Amy Hempel thinks she got a late start.
The renowned short story author wrote her first piece in her mid-twenties while taking a writing class at Columbia University.
SEE AMY HEMPEL READ HER WORK
Time: 6 p.m. Wednesday
Location: Carroll Hall, Room 111
Tickets: Admission is free
“The assignment was to write your worst secret,” Hempel, 59, said. “I felt that I had failed my best friend when she was dying.”
From the assignment came “In the Cemetery Where Al Jolson Is Buried,” which is now one of the most widely anthologized stories of the last 30 years.
Hempel said she would not have written about her secret otherwise.
Hempel will be at UNC this week as a part of the Morgan Writer-in-Residence program, which brings an influential author to campus each year.
Founded in 1993 by Allen and Musette Morgan, the program allows students to work with a professional writer and gives the community a chance to celebrate literary arts.
Hempel specializes in short stories and — more recently — short-short stories.
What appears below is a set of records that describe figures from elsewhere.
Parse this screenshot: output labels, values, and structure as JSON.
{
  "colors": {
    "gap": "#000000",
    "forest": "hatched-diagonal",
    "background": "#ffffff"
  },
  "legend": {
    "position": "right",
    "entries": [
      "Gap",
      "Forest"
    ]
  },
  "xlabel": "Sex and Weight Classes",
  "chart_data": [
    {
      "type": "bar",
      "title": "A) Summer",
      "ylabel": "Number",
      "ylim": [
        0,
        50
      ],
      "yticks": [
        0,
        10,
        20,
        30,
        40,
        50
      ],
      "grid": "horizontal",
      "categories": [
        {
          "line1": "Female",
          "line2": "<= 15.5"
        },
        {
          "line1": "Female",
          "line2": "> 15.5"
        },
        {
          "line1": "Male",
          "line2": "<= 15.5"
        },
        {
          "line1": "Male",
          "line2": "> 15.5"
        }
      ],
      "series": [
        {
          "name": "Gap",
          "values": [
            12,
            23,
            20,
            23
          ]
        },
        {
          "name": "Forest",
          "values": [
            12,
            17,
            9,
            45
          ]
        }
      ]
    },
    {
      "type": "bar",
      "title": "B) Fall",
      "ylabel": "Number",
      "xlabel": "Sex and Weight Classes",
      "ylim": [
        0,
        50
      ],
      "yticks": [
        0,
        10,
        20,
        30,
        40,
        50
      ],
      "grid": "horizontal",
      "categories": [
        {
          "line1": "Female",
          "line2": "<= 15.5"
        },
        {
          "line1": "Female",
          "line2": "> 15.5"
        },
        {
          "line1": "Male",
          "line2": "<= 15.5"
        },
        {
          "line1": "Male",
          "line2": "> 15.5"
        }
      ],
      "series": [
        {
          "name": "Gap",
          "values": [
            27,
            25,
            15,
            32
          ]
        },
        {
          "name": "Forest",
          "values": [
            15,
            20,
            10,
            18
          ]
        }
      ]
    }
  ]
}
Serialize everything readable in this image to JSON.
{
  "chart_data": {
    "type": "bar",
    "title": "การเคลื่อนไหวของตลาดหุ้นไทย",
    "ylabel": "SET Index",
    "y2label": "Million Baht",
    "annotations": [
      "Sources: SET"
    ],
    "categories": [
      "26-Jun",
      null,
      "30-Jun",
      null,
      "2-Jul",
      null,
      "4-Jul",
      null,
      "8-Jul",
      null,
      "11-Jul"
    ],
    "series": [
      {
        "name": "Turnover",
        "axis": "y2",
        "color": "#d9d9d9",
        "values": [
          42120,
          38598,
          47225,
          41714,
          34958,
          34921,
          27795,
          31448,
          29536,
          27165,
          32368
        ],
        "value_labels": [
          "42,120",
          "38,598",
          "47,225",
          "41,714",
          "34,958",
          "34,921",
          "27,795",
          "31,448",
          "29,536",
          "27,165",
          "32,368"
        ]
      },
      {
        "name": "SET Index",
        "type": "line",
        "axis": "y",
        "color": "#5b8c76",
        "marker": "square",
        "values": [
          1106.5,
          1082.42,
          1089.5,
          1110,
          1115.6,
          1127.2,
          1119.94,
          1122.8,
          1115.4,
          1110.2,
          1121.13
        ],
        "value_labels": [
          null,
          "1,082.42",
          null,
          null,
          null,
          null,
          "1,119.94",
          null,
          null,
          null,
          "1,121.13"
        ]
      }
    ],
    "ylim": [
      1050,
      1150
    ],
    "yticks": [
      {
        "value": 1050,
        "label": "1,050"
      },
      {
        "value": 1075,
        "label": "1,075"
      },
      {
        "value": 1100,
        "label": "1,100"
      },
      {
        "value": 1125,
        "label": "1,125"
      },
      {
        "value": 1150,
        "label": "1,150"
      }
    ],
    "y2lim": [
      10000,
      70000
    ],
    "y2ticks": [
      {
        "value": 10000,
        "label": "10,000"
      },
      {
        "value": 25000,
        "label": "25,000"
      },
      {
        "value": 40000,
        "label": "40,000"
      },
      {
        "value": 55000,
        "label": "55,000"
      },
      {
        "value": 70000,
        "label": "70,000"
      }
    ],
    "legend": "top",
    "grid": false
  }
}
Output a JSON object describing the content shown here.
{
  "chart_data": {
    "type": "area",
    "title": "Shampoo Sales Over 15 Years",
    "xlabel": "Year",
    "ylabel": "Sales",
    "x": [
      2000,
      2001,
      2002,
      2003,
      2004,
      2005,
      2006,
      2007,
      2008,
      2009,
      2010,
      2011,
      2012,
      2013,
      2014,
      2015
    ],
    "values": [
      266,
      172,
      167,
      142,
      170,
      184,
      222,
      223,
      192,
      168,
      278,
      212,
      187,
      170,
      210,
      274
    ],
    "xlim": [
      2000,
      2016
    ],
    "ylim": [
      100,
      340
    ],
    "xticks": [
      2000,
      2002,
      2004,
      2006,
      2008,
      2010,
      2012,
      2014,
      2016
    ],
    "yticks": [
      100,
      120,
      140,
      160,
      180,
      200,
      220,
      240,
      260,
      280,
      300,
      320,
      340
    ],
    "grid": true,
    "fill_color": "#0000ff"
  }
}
“I like what the short story can do,” Hempel said. “I have a natural feel for it.”
Hempel said she has had many influences, including fellow short story writers Mary Robison and Barry Hannah.
Lately, she said she has been gravitating toward poets, especially Detroit native John Rybicki.
“He is one of the most electrifying poets out there,” Hempel said.
Author Daniel Wallace, a professor in the comparative literature and English departments at UNC, said that Hempel’s poetic influence shines through in her work.
“She has a poetic intensity that is embedded in a cohesive narrative,” Wallace said. “It is difficult for writers to write beautifully and simply while also telling a story.”
Wallace said that Hempel does this with eloquence.
“She is untouchable,” he said.
Although Hempel calls herself her own worst critic, she said that many challenges that face aspiring writers are external, rather than internal.
“Writers are competing with real life, which is ever more dramatic and urgent,” Hempel said. “It is a challenge for writers to replace real life with their own mythology, even briefly.”
UNC English professor Randall Kenan, a long-time friend and colleague of Hempel, said that her personality and her compassion are evident in her writing.
Wallace said Hempel’s reading on Wednesday is not to be missed.
“Some students look at these readings as dull events and, honestly, sometimes they are,” Wallace said.
“Going to see Amy read is going to be like seeing an extremely literary stand-up comic.”